La mujer que siempre la había protegido, la única persona que la defendió y se mantuvo a su lado a lo largo de los años, el muro sólido que la resguardó de cualquier daño que se aproximara…

su estricta pero cálida niñera, esa mujer ahora yacía en cama, jadeando por aire como si el acto de inhalar le causara dolor.

Esa mujer fuerte que nunca mostró signos de debilidad ahora se había reducido a ser el ser más débil que Seren había visto jamás.

Seren estaba asustada, muy asustada, de que en el momento en que parpadeara y abriera los ojos, Martha ya no estuviera respirando.

Erich Winfield silenciosamente añadió una almohada detrás de Martha para que Seren pudiera darle la medicina con más facilidad.

Pensando que sería mejor dejar que Seren pasara tiempo a solas con su niñera, Erich Winfield se volvió para marcharse.
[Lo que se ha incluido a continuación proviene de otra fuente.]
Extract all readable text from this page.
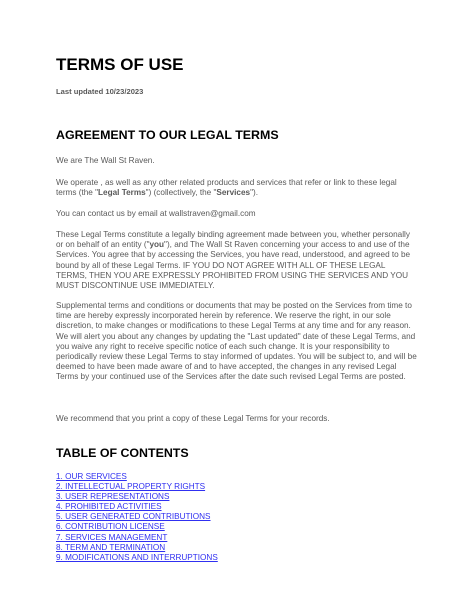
TERMS OF USE

Last updated 10/23/2023

AGREEMENT TO OUR LEGAL TERMS

We are The Wall St Raven.

We operate , as well as any other related products and services that refer or link to these legal terms (the "Legal Terms") (collectively, the "Services").

You can contact us by email at wallstraven@gmail.com

These Legal Terms constitute a legally binding agreement made between you, whether personally or on behalf of an entity ("you"), and The Wall St Raven concerning your access to and use of the Services. You agree that by accessing the Services, you have read, understood, and agreed to be bound by all of these Legal Terms. IF YOU DO NOT AGREE WITH ALL OF THESE LEGAL TERMS, THEN YOU ARE EXPRESSLY PROHIBITED FROM USING THE SERVICES AND YOU MUST DISCONTINUE USE IMMEDIATELY.

Supplemental terms and conditions or documents that may be posted on the Services from time to time are hereby expressly incorporated herein by reference. We reserve the right, in our sole discretion, to make changes or modifications to these Legal Terms at any time and for any reason. We will alert you about any changes by updating the "Last updated" date of these Legal Terms, and you waive any right to receive specific notice of each such change. It is your responsibility to periodically review these Legal Terms to stay informed of updates. You will be subject to, and will be deemed to have been made aware of and to have accepted, the changes in any revised Legal Terms by your continued use of the Services after the date such revised Legal Terms are posted.

We recommend that you print a copy of these Legal Terms for your records.

TABLE OF CONTENTS
1. OUR SERVICES
2. INTELLECTUAL PROPERTY RIGHTS
3. USER REPRESENTATIONS
4. PROHIBITED ACTIVITIES
5. USER GENERATED CONTRIBUTIONS
6. CONTRIBUTION LICENSE
7. SERVICES MANAGEMENT
8. TERM AND TERMINATION
9. MODIFICATIONS AND INTERRUPTIONS
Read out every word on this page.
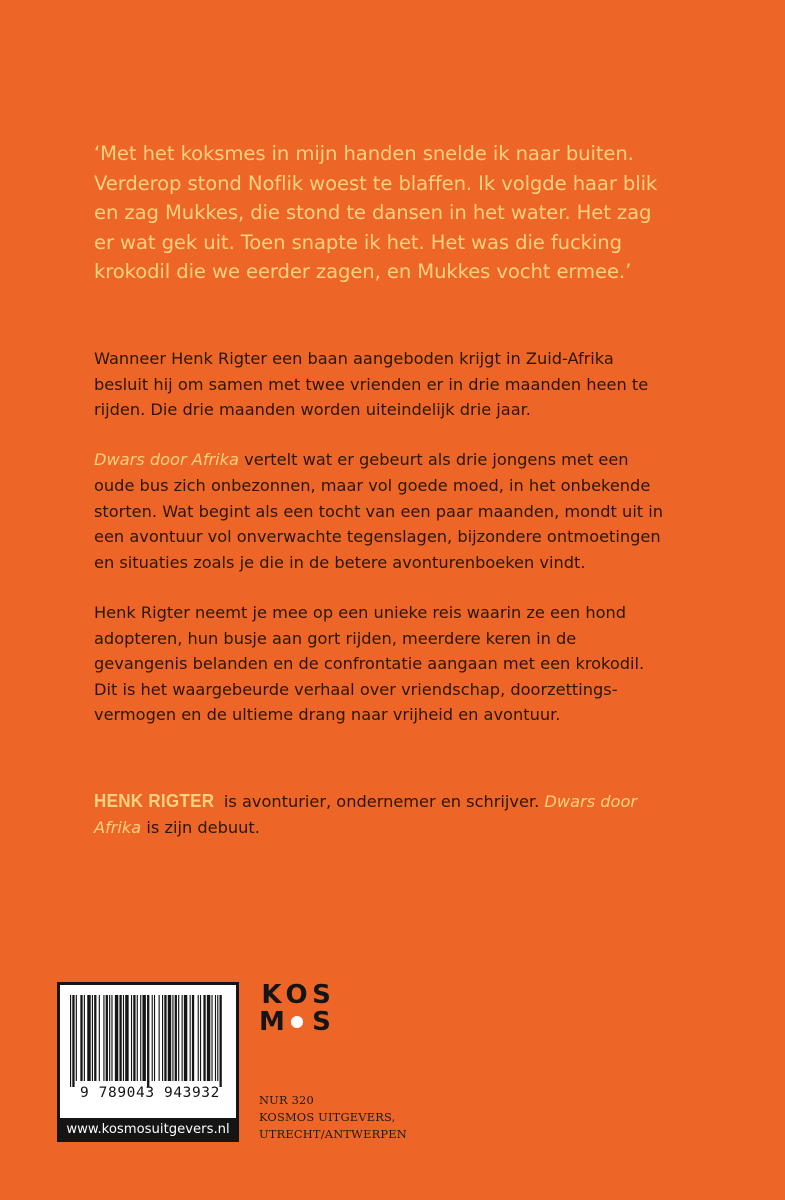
‘Met het koksmes in mijn handen snelde ik naar buiten.

Verderop stond Noflik woest te blaffen. Ik volgde haar blik

en zag Mukkes, die stond te dansen in het water. Het zag

er wat gek uit. Toen snapte ik het. Het was die fucking

krokodil die we eerder zagen, en Mukkes vocht ermee.’

Wanneer Henk Rigter een baan aangeboden krijgt in Zuid-Afrika

besluit hij om samen met twee vrienden er in drie maanden heen te

rijden. Die drie maanden worden uiteindelijk drie jaar.

Dwars door Afrika vertelt wat er gebeurt als drie jongens met een

oude bus zich onbezonnen, maar vol goede moed, in het onbekende

storten. Wat begint als een tocht van een paar maanden, mondt uit in

een avontuur vol onverwachte tegenslagen, bijzondere ontmoetingen

en situaties zoals je die in de betere avonturenboeken vindt.

Henk Rigter neemt je mee op een unieke reis waarin ze een hond

adopteren, hun busje aan gort rijden, meerdere keren in de

gevangenis belanden en de confrontatie aangaan met een krokodil.

Dit is het waargebeurde verhaal over vriendschap, doorzettings-

vermogen en de ultieme drang naar vrijheid en avontuur.

HENK RIGTER is avonturier, ondernemer en schrijver. Dwars door

Afrika is zijn debuut.

9 789043 943932
www.kosmosuitgevers.nl
K O S
M S

NUR 320

KOSMOS UITGEVERS,

UTRECHT/ANTWERPEN
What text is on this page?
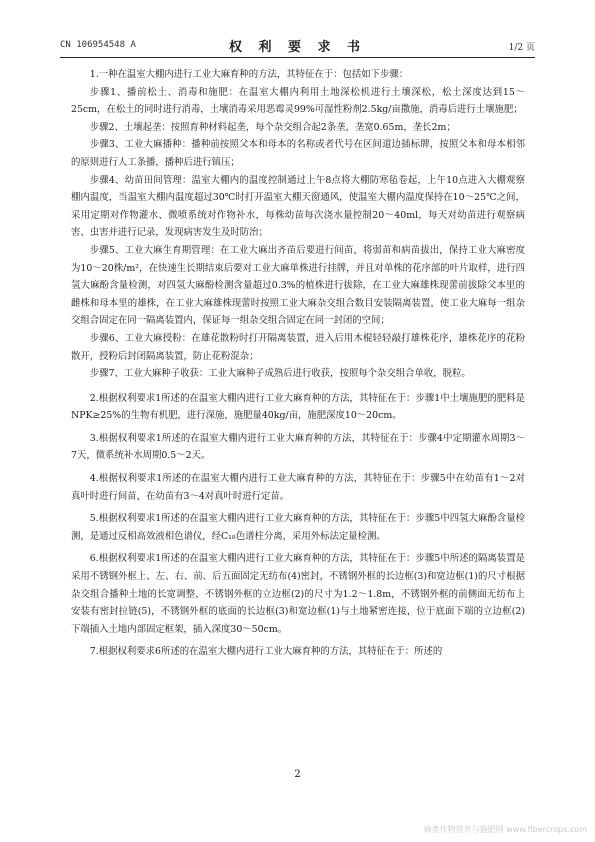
CN 106954548 A	权 利 要 求 书	1/2 页

1.一种在温室大棚内进行工业大麻育种的方法，其特征在于：包括如下步骤：

步骤1、播前松土、消毒和施肥：在温室大棚内利用土地深松机进行土壤深松，松土深度达到15～25cm，在松土的同时进行消毒，土壤消毒采用恶霉灵99%可湿性粉剂2.5kg/亩撒施，消毒后进行土壤施肥；

步骤2、土壤起垄：按照育种材料起垄，每个杂交组合起2条垄，垄宽0.65m，垄长2m；

步骤3、工业大麻播种：播种前按照父本和母本的名称或者代号在区间道边插标牌，按照父本和母本相邻的原则进行人工条播，播种后进行镇压；

步骤4、幼苗田间管理：温室大棚内的温度控制通过上午8点将大棚防寒毡卷起，上午10点进入大棚观察棚内温度，当温室大棚内温度超过30℃时打开温室大棚天窗通风，使温室大棚内温度保持在10～25℃之间，采用定期对作物灌水、微喷系统对作物补水，每株幼苗每次浇水量控制20～40ml，每天对幼苗进行观察病害、虫害并进行记录，发现病害发生及时防治；

步骤5、工业大麻生育期管理：在工业大麻出齐苗后要进行间苗，将弱苗和病苗拔出，保持工业大麻密度为10～20株/m²，在快速生长期结束后要对工业大麻单株进行挂牌，并且对单株的花序部的叶片取样，进行四氢大麻酚含量检测，对四氢大麻酚检测含量超过0.3%的植株进行拔除，在工业大麻雄株现蕾前拔除父本里的雌株和母本里的雄株，在工业大麻雄株现蕾时按照工业大麻杂交组合数目安装隔离装置，使工业大麻每一组杂交组合固定在同一隔离装置内，保证每一组杂交组合固定在同一封闭的空间；

步骤6、工业大麻授粉：在雄花散粉时打开隔离装置，进入后用木棍轻轻敲打雄株花序，雄株花序的花粉散开，授粉后封闭隔离装置，防止花粉混杂；

步骤7、工业大麻种子收获：工业大麻种子成熟后进行收获，按照每个杂交组合单收，脱粒。

2.根据权利要求1所述的在温室大棚内进行工业大麻育种的方法，其特征在于：步骤1中土壤施肥的肥料是NPK≥25%的生物有机肥，进行深施，施肥量40kg/亩，施肥深度10～20cm。

3.根据权利要求1所述的在温室大棚内进行工业大麻育种的方法，其特征在于：步骤4中定期灌水周期3～7天，微系统补水周期0.5～2天。

4.根据权利要求1所述的在温室大棚内进行工业大麻育种的方法，其特征在于：步骤5中在幼苗有1～2对真叶时进行间苗，在幼苗有3～4对真叶时进行定苗。

5.根据权利要求1所述的在温室大棚内进行工业大麻育种的方法，其特征在于：步骤5中四氢大麻酚含量检测，是通过反相高效液相色谱仪，经C₁₈色谱柱分离，采用外标法定量检测。

6.根据权利要求1所述的在温室大棚内进行工业大麻育种的方法，其特征在于：步骤5中所述的隔离装置是采用不锈钢外框上、左、右、前、后五面固定无纺布(4)密封，不锈钢外框的长边框(3)和宽边框(1)的尺寸根据杂交组合播种土地的长宽调整，不锈钢外框的立边框(2)的尺寸为1.2～1.8m，不锈钢外框的前侧面无纺布上安装有密封拉链(5)，不锈钢外框的底面的长边框(3)和宽边框(1)与土地紧密连接，位于底面下端的立边框(2)下端插入土地内部固定框架，插入深度30～50cm。

7.根据权利要求6所述的在温室大棚内进行工业大麻育种的方法，其特征在于：所述的

2
麻类作物营养与施肥网 www.fibercrops.com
—Volveré con la otra medicina —dijo.

Él se dirigió hacia su aprendiz que estaba preparando la pasta herbal.

Solo Drayce permaneció en la habitación aparte de Seren y Martha.

Pensó en irse también, pero se quedó en su lugar para poder ofrecerle incluso el mínimo consuelo a ella estando a su lado.

Seren no podía dejar de llorar mientras empezaba a darle medicina a Martha con una pequeña cuchara de madera.

Drayce notó algo mientras miraba afectuosamente a su esposa alimentando a la mujer mayor con la pócima.

Sus ojos oscuros brillaron albergando una esperanza, un milagro.

Debe ser el destino de Martha ser salvada por aquella a la que había dedicado su vida.